#ForABetterWorldID

Bahasa Itu Nggak Netral! Apa Ucapan Para Paslon di Debat Sudah Setara dan Humanis?

profile

campaign

Update

​Hai, Changemakers!

Apakah kamu sadar kalau bahasa itu bukan hanya serangkaian huruf dan kata? Kalau kata Bourdieu, sosiolog Prancis, bahasa itu nggak pernah netral, loh.

Tau nggak, kenapa bahasa nggak pernah netral? Karena di balik bahasa ada identitas sosial di dalamnya. Champ kasih contoh bagaimana bahasa itu nggak netral. “Ayah bekerja, ibu menyapu.” Kalimat itu biasa kita dengarkan waktu kecil. Sebenarnya, kalimat itu nggak netral karena berkaitan dengan identitas gender, bahwa seolah-olah laki-laki normalnya bekerja. Dan ibu mengurus rumah.
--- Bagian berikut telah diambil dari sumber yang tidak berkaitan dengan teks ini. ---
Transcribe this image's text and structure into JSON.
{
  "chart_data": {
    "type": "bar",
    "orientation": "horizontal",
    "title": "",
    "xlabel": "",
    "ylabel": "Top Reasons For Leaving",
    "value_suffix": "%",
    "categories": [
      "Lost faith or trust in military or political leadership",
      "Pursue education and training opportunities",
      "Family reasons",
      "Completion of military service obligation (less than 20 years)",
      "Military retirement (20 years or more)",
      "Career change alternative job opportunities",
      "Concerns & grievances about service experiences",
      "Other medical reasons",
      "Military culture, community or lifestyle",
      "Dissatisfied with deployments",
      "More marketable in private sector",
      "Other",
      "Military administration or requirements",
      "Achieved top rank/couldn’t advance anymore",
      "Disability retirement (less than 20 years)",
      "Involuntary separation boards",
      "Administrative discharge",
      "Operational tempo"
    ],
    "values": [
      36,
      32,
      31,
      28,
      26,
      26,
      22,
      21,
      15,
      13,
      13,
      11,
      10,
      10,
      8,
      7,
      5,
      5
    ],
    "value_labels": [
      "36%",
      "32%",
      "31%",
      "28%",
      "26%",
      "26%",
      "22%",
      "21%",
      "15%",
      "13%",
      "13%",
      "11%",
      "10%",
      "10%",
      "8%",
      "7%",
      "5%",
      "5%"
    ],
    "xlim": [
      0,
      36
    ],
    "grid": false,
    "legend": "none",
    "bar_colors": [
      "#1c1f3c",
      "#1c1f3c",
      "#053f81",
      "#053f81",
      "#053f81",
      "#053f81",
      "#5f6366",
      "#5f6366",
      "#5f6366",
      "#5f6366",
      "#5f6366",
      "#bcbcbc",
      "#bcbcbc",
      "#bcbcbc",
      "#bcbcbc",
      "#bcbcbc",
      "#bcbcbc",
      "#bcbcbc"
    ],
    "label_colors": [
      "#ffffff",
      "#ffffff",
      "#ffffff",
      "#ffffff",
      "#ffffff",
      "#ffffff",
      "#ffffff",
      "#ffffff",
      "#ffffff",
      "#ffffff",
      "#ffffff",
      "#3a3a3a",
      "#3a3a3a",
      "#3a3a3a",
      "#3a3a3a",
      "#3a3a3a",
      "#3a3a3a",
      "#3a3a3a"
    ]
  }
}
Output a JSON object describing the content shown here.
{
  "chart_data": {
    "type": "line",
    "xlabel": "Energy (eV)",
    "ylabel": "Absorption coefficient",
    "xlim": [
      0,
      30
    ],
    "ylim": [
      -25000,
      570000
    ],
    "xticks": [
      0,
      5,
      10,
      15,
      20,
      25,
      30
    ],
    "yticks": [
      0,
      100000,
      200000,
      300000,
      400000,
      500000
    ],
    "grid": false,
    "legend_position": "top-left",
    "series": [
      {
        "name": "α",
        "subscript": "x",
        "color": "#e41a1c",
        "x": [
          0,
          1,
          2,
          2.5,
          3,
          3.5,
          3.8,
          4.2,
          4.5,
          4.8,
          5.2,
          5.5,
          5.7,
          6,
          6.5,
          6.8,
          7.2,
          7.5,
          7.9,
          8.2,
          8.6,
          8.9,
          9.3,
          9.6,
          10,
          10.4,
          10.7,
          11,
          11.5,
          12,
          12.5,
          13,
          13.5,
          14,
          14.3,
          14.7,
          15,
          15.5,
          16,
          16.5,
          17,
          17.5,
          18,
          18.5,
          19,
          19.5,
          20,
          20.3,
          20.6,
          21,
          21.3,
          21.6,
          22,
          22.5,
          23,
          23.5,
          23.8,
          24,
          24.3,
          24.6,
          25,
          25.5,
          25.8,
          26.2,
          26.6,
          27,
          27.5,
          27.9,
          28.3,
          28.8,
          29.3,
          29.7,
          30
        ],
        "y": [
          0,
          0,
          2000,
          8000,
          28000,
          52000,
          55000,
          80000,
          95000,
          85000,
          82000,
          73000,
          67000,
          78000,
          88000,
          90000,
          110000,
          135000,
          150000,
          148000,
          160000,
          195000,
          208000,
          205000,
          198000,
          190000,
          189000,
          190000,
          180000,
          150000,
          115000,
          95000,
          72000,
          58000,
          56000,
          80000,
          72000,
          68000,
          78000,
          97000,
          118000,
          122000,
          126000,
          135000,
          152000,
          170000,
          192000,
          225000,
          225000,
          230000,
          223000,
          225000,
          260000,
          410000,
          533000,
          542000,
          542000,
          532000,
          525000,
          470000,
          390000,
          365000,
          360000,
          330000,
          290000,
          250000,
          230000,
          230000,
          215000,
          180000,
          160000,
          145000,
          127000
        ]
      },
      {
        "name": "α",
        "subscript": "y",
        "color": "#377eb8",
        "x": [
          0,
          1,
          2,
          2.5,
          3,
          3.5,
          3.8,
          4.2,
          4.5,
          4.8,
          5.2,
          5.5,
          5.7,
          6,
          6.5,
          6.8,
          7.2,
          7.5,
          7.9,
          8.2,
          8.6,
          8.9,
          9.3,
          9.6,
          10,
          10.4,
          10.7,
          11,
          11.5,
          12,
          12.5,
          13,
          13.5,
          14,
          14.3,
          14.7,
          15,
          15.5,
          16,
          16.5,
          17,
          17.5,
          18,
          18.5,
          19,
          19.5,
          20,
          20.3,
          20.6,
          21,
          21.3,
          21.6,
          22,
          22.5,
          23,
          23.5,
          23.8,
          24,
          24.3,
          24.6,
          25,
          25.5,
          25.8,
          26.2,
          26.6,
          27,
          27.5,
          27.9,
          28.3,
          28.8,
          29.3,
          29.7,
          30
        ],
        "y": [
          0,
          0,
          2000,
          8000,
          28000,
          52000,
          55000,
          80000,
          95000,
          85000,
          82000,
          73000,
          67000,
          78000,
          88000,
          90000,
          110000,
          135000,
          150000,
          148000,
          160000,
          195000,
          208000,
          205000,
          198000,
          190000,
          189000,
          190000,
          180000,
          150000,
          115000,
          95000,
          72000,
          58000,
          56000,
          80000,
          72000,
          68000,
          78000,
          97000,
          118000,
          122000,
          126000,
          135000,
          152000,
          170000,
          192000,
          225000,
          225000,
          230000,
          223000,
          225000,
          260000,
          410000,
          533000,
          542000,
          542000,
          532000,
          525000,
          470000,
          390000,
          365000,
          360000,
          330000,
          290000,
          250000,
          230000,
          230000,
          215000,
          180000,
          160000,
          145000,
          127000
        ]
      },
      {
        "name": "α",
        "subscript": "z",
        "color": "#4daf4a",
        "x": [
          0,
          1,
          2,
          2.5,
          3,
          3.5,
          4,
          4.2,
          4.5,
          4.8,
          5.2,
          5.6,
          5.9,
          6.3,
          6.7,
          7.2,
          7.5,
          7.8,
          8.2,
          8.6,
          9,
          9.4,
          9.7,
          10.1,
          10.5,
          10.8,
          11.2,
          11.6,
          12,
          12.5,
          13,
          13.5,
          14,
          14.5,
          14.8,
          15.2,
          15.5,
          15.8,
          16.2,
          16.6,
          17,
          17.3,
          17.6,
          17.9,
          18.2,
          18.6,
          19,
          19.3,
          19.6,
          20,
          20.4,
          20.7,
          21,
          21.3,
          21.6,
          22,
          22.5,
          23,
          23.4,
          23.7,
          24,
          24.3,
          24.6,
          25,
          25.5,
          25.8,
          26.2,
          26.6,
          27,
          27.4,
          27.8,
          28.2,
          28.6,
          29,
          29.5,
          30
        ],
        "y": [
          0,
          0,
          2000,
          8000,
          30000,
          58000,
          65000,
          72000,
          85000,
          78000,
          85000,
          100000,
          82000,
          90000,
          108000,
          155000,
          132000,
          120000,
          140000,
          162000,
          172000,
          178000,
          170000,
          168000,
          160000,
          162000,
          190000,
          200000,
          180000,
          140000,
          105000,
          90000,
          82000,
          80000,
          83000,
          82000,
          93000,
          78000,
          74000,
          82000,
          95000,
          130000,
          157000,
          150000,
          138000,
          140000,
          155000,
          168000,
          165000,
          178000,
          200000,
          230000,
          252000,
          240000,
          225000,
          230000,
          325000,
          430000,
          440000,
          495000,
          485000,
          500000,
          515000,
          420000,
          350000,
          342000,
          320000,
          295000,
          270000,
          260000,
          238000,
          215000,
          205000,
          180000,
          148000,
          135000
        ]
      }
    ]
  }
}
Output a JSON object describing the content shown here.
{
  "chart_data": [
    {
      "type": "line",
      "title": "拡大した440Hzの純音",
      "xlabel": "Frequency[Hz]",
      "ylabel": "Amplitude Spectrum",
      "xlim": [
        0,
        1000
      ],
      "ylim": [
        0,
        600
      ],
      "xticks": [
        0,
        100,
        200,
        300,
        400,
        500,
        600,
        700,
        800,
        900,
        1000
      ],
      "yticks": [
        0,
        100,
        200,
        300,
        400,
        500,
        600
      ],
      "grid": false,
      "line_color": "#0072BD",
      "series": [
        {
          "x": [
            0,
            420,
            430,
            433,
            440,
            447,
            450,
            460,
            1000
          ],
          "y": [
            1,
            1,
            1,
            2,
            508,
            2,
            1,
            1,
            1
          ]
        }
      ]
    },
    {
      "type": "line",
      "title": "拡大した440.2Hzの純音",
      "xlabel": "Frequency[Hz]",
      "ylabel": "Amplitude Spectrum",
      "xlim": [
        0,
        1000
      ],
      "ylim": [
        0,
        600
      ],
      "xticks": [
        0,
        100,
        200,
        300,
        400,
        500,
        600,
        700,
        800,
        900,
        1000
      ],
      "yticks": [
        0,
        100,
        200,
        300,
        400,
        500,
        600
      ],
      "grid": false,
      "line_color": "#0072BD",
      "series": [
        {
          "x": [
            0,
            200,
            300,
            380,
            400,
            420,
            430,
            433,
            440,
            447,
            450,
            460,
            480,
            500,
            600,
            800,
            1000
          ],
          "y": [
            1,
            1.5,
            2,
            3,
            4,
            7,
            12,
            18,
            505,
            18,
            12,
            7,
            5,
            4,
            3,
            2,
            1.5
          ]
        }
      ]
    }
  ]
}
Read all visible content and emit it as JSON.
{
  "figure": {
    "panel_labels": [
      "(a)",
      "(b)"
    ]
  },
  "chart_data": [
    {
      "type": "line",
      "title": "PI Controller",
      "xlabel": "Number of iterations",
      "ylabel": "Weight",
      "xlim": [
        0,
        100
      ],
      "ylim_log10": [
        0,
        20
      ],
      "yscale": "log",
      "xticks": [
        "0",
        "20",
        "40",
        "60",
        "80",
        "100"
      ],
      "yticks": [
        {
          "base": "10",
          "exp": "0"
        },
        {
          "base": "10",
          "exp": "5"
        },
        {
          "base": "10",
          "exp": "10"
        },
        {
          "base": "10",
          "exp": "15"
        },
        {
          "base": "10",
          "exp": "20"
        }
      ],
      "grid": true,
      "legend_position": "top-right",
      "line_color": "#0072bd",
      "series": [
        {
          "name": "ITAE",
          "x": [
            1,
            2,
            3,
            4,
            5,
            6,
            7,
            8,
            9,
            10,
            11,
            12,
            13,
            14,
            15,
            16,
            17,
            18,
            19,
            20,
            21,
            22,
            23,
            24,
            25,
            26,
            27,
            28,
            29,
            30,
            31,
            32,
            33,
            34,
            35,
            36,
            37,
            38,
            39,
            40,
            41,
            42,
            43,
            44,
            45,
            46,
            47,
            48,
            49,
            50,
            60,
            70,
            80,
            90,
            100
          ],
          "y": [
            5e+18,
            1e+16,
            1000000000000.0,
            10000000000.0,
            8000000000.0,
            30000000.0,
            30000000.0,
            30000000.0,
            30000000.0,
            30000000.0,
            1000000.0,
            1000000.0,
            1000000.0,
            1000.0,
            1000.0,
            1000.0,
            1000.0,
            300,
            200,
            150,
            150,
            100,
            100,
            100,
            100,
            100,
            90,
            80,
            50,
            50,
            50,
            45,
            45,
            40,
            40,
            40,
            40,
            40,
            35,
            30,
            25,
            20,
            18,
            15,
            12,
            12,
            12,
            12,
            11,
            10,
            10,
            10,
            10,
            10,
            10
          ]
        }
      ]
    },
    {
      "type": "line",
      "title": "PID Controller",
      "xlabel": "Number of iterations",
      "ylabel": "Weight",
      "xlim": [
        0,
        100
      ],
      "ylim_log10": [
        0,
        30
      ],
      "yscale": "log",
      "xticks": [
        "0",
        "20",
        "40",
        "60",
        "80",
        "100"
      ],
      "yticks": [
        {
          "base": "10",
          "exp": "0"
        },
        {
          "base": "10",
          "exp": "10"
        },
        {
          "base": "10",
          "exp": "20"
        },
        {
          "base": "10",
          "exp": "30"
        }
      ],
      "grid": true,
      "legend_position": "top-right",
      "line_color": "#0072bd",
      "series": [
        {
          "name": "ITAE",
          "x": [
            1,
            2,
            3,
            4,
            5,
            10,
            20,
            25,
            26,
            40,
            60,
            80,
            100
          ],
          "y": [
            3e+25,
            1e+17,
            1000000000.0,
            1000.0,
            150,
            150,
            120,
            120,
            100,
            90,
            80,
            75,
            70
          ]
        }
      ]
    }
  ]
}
Nah, di Indonesia, Champ masih sering menemukan seseorang yang masih bilang wanita daripada perempuan. Atau mengatakan cacat daripada disabilitas. Padahal, “wanita” dan “perempuan” atau “cacat” dan “disabilitas” punya makna yang berbeda dari perspektif kesetaraan dan nilai humanis.

Changemakers tau nggak, mengapa kata-kata itu punya pemaknaan yang berbeda kalau ditinjau dari perspektif kesetaraan dan nilai humanis? Champ bakal jelasin di bawah, tapi Champ mau cerita dulu perasaan waktu lihat debat terakhir capres-cawapres.

Pas kemarin lihat debat capres-cawapres terakhir, Champ merasa sumringah. Soalnya, para paslon sudah mengucapkan kata yang tepat. Baik Anis, Prabowo, dan Ganjar sudah menggunakan kata perempuan dan disabilitas, bukan wanita dan cacat.

Kendati ada rasa senang karena para paslon sudah memiliki kesadaran kesetaraan dan humanis sejak dalam pikiran, tapi Champ merasa sedih waktu ada paslon yang berharap agar penyandang disabilitas bisa bekerja mendekati orang normal.

Sontak saja perkataannya dicibir oleh netizen. Netizen menilai kalau perkataannya nggak inklusi karena seakan-akan disabilitas adalah orang yang nggak normal.

Hal senada juga terlihat dari postingan Instagram Kalis Mardiasih. Kalis dalam unggahannya mengapresiasi pada pemimpin yang sudah mengucapkan: perempuan, kelompok disabilitas, kelompok rentan, dan kelompok miskin. Dan meminta banyak belajar pada pemimpin yang masih meminta disabilitas untuk bekerja mendekati orang normal.


image

Sumber gambar: Kompas.com

Kenapa “Perempuan”, Bukan “Wanita”?

Oh, ya. Mungkin dari Changemakers masih bingung, mengapa dalam perspektif kesetaraan harus menggunakan “perempuan”, bukan “wanita”? Karena ini berkaitan dengan etimologi atau asal kata.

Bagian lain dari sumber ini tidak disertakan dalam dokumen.